- Directed by: Konrad Wolf
- Written by: Karl Georg Egel, Paul Wiens
- Produced by: Hans-Joachim Schoeppe
- Starring: Ulrike Germer
- Narrated by: Erwin Geschonneck
- Edited by: Christa Wernicke
- Music by: Joachim Werzlau
- Production company: DEFA
- Distributed by: Progress Film
- Release date: 1 September 1972;
- Running time: 114 minutes
- Country: East Germany
- Language: German

= Sun Seekers =

1972 film

Sun Seekers (Sonnensucher) is an East German film, directed by Konrad Wolf during 1958. It was banned and subsequently released only in 1972.

==Plot==
1950. After being arrested in a police raid, the two young prostitutes Lotte and Emmi are sent to the mines in Wismut. There, East Germans and Soviets work together to extract Uranium for the use of the USSR. Two men fall in love with Lotte: the director Beier, a former SS man who tries to compensate for his past with hard work, and the Soviet engineer Sergei, whose wife was murdered by the Germans in the war. In the meantime, Jupp König, a veteran communist whom Emmi once harbored from the Gestapo, leads the miners as they attempt to replace their harsh and incompetent party boss, Weihrauch. Eventually, König is given Weihrauch's office. Lotte marries Beier, although she later realizes that she loves Sergei. When her husband is badly injured in an accident, he confides to the Soviet engineer that soldiers from his battalion murdered the latter's wife; Sergei replies that he knew it all along. Lotte and her baby son leave the mines and return to Berlin.

==Production==
Konrad Wolf conceived the film during the early stage of the Khrushchev Thaw, when the political climate seemed to be liberalizing. The script was inspired by the real conditions of Wismut: thousands of prostitutes were arrested and forced to work in the mines during the late 1940s, while many other miners were former servicemen of the Wehrmacht, the SS or ex-members of the Nazi Party.

The film was intended to be ready for release already in 1958, but the DEFA Commission and functionaries in the Ministry of Culture disapproved of the negative portrayal of party boss Weihrauch and the less than pristine conduct of the workers. The film's supporters pointed out its committed Socialist-Realist narrative, its positive depiction of Soviet-German cooperation and its artistic merits; actor Erwin Geschonneck used his influence to promote it. On 24 June 1959, after many deliberations, Sun Seekers was shown to the entire Politburo, including Walter Ulbricht. Although they requested to make several alterations, the members praised the film. It was authorized to be released on 5 October.

Very shortly before it was to be released, the Soviet embassy in Berlin intervened and demanded to ban the film. While the exact details of the request are unknown, the Soviets were worried that presenting a Uranium mine and its contribution to the nuclear arms race - in the film, the main motivation of the miners was to insure peace by breaking the American monopoly on atomic weapons - would undermine their position in the diplomatic struggle against the West. Although a publicity campaign took place in the months before, the film was denied release. On 5 October, a small article in Neues Deutschland declared that the producers decided to withdraw Sun Seekers.

The ban was seen as an achievement for the film's opponents in the Ministry of Culture, who viewed it as overly liberal. Mira and Antonin Liehm wrote that many interpreted it as caused by an intervention of those officials, rather than only of the Soviets. According to Dagmar Schittly, East German directors were strongly influenced by the picture's withdrawal, and avoided presenting any "real conflict" in their films. In 1972, after Erich Honecker rose to power, Wolf convinced him to allow the picture in cinemas.

==Reception==
In 1975, Wolf received the Society for German–Soviet Friendship's Art Prize, in recognition of his work on I Was Nineteen and Sun Seekers.
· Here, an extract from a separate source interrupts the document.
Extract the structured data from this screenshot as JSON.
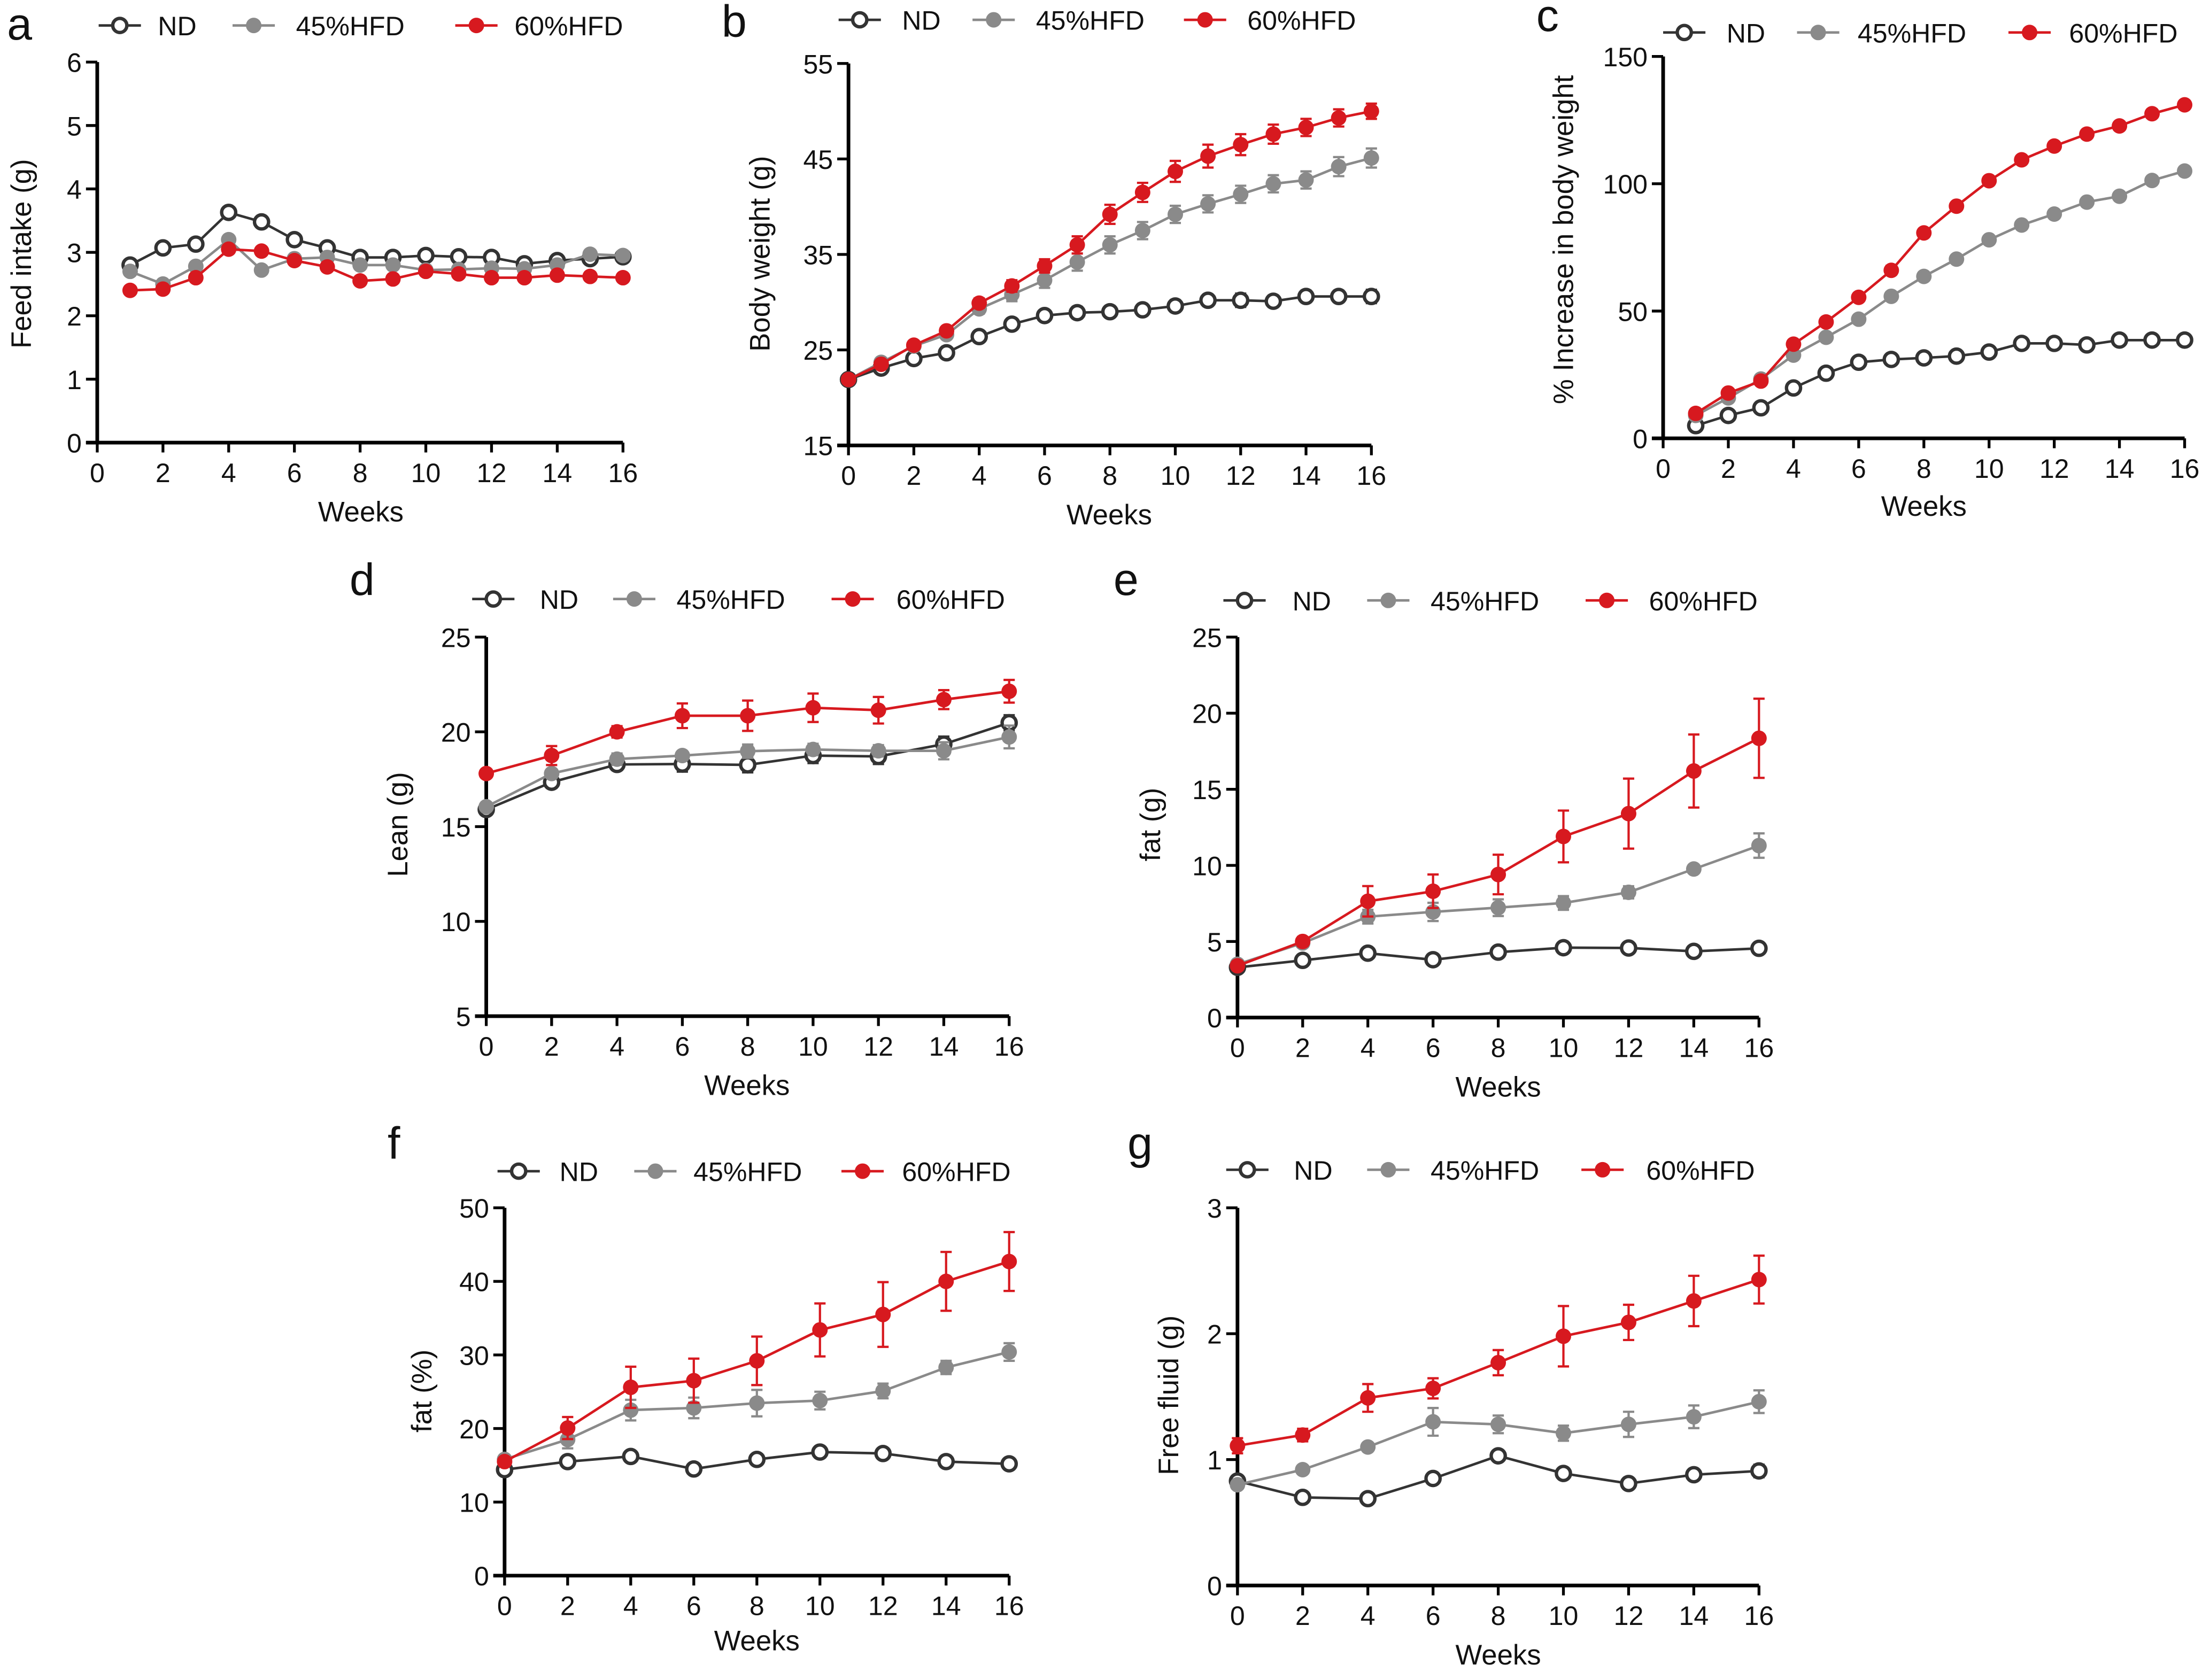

Seán Allan and John Sandford wrote that the film imported a "gold rush town" into East Germany, and was in many ways reminiscent of classical Westerners, including "the saloon-fight scenes." Bruce Arthur Murray and Chris Wickham commented that "it might have been one of DEFA's most important films - had it been allowed to prove itself." Anke Pinkert also noted a feminist agenda, common in East German cinema, with the lone woman Lutz as the chief protagonist.

Stephen Brockmann wrote that the picture's main motif was the sun - denied to the miners, working underground, and often hidden by smoke and soot. While the sun alternatively served as an allegory to the Uranium in the earth or to the workers' own elusive personal happiness, Brockmann stated that above all it symbolized the promised, Utopian society which communism sought to establish, and for which the miners had to toil hard in the conditions of first post-war years.